Crítica de filme - DANÇANDO NO ESCURO, de Lars Von Trier

Dançando no Escuro (Dancer in the Dark)


Dinamarca/França/Suécia, 2000. Direção: Lars Von Trier. Com Bjork e Catherine Deneuve. 140 min. Musical que mostra operária, imigrante nos Estados Unidos, que começa a perder a visão.


Cotação: êêêê (Excelente)


“Dançando no Escuro” é um grande filme. Todo ele foi realizado de tal maneira e envolvendo tantos aspectos da linguagem cinematográfica, ou do “fazer cinema”, de modo que o resultado é que o espectador depara-se com uma obra única e arrebatadora.

Selma, interpretada pela cantora islandesa Bjork, é uma imigrante tcheca que está ficando cega. Seu filho sofre da mesma doença dela, e por isso, Selma economiza o salário que recebe na fábrica em que trabalha para poder pagar uma operação que evite que o menino também fique cego. Imigrante de um país comunista, trabalhando duro, e ainda tendo que esconder que está ficando cega para poder manter seu emprego e salário, Selma não tem uma vida nem um pouco fácil. Um de seus poucos momentos de diversão são seus ensaios para um musical em que atuará cantando e dançando.

Os musicais são a grande paixão de Selma. São uma fuga de sua difícil realidade. Não é à-toa que no filme os números musicais surgem a partir dos momentos de dificuldade enfrentados pela protagonista. O filme assume um aspecto nitidamente metalinguístico ao tratar dos musicais, explicando-nos os conceitos que os rodeiam e seus efeitos sobre as pessoas. Os números e músicas aparecem justamente quando menos deveriam, mas o fazendo com ironia e sutileza, justamente para tentar explicar um pouco sobre os musicais e sua gênese, e mais ainda como eles “vivem” dentro das pessoa. Eles parecem surgir como uma explosão dentro de cada um, às vezes quando menos se espera; a própria protagonista em um momento diz que é isso que ela mais gosta nos musicais. “Momentos musicais”, então, fazem parte de cada pessoa, e não é senão outro motivo pelo qual o diretor Lars Von Trier resolveu se incursionar pelo gênero, tão diferente de seus filmes anteriores.

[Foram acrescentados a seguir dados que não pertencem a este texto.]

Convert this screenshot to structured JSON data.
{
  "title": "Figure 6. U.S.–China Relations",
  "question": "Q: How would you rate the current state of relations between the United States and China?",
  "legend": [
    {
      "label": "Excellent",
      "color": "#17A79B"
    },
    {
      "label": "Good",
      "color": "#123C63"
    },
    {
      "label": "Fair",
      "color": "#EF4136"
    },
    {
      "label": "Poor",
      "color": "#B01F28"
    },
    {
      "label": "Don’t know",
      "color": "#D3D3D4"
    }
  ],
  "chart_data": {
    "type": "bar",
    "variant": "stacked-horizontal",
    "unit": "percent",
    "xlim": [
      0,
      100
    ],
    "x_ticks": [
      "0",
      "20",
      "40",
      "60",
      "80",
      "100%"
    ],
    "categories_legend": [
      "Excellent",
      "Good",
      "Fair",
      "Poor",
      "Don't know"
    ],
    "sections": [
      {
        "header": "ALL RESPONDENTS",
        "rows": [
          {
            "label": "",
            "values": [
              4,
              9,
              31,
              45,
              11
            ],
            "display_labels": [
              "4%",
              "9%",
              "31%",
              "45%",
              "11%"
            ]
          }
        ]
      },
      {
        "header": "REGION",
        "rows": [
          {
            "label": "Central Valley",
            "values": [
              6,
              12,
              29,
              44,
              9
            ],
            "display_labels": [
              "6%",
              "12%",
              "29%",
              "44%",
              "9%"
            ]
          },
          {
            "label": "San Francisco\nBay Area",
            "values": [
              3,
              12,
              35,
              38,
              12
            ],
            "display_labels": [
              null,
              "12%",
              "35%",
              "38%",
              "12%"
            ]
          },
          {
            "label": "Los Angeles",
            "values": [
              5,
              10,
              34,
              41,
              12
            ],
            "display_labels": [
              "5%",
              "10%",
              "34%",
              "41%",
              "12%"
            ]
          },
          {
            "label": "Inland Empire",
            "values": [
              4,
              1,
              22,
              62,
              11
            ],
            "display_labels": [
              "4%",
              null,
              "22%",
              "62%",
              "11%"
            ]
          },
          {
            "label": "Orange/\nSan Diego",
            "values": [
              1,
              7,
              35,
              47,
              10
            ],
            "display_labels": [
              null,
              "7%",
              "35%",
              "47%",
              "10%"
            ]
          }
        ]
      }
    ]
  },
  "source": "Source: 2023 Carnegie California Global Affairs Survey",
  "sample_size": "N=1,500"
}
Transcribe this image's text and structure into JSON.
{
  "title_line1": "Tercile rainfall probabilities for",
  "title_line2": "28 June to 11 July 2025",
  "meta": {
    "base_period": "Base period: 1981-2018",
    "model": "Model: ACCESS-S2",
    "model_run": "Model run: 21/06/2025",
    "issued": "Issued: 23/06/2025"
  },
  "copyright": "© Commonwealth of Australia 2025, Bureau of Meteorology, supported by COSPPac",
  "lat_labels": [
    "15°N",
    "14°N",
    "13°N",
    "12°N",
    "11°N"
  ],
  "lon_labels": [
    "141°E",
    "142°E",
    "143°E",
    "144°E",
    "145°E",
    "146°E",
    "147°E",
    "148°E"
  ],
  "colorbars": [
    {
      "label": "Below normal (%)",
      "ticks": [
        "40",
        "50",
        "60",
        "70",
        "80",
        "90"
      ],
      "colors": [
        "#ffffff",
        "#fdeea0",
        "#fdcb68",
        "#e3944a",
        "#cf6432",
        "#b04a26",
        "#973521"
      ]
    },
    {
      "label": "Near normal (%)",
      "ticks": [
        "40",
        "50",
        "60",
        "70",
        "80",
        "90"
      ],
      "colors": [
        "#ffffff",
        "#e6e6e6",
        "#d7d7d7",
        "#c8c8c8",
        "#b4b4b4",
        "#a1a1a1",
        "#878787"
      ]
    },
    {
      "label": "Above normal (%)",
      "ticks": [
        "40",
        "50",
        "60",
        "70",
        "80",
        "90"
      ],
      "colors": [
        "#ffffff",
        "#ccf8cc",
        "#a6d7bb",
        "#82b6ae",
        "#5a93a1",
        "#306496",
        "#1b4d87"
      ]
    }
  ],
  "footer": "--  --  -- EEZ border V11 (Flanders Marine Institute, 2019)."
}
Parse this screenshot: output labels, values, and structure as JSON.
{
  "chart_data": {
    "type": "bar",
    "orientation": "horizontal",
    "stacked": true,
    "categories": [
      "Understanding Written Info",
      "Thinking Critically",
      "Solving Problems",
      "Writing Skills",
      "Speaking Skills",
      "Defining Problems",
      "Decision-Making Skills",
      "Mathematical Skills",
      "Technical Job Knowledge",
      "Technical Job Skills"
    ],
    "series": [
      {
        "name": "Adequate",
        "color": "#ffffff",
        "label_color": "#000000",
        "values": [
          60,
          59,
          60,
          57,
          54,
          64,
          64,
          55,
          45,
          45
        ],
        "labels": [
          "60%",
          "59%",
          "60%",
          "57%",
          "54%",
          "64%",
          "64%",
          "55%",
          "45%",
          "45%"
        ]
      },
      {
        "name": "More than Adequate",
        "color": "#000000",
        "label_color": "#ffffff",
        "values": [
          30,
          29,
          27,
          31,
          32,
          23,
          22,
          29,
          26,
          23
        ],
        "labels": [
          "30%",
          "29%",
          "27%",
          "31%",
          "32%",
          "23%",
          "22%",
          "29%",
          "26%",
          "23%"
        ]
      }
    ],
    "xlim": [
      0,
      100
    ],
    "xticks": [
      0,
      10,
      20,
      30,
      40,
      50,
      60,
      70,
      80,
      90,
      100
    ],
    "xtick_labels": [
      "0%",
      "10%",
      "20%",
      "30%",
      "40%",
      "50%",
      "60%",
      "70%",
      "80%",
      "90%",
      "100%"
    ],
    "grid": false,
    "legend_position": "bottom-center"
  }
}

Mas, os números musicais são ao mesmo tempo carregados com o ambiente em que Selma vive: impessoal, preconceituoso, e, como tal, diminuto. O filme é brilhantemente fotografado e esta, como não poderia deixar de ser, exerce papel fundamental para que o espectador compreenda o que os personagens são e sentem, o mundo onde vivem e as idéias que o filme quer passar. 

E tantas idéias são essas... ”Dançando no Escuro” é uma voz contra a intolerância e a opressão, em especial aquela que vem da grande potência do mundo, os Estados Unidos, que insistem em vender a idéia de que são o país da liberdade e das oportunidades, em que mesmo os mais desconhecidos podem, um dia e com  esforço, dedicação e trabalho, tornar-se Presidente da República. O “sonho americano” não passa de ilusão porque o próprio sistema americano é incapaz de conhecer o amor e levá-lo em conta, ainda mais quando esse amor é aquele que vem de um estrangeiro.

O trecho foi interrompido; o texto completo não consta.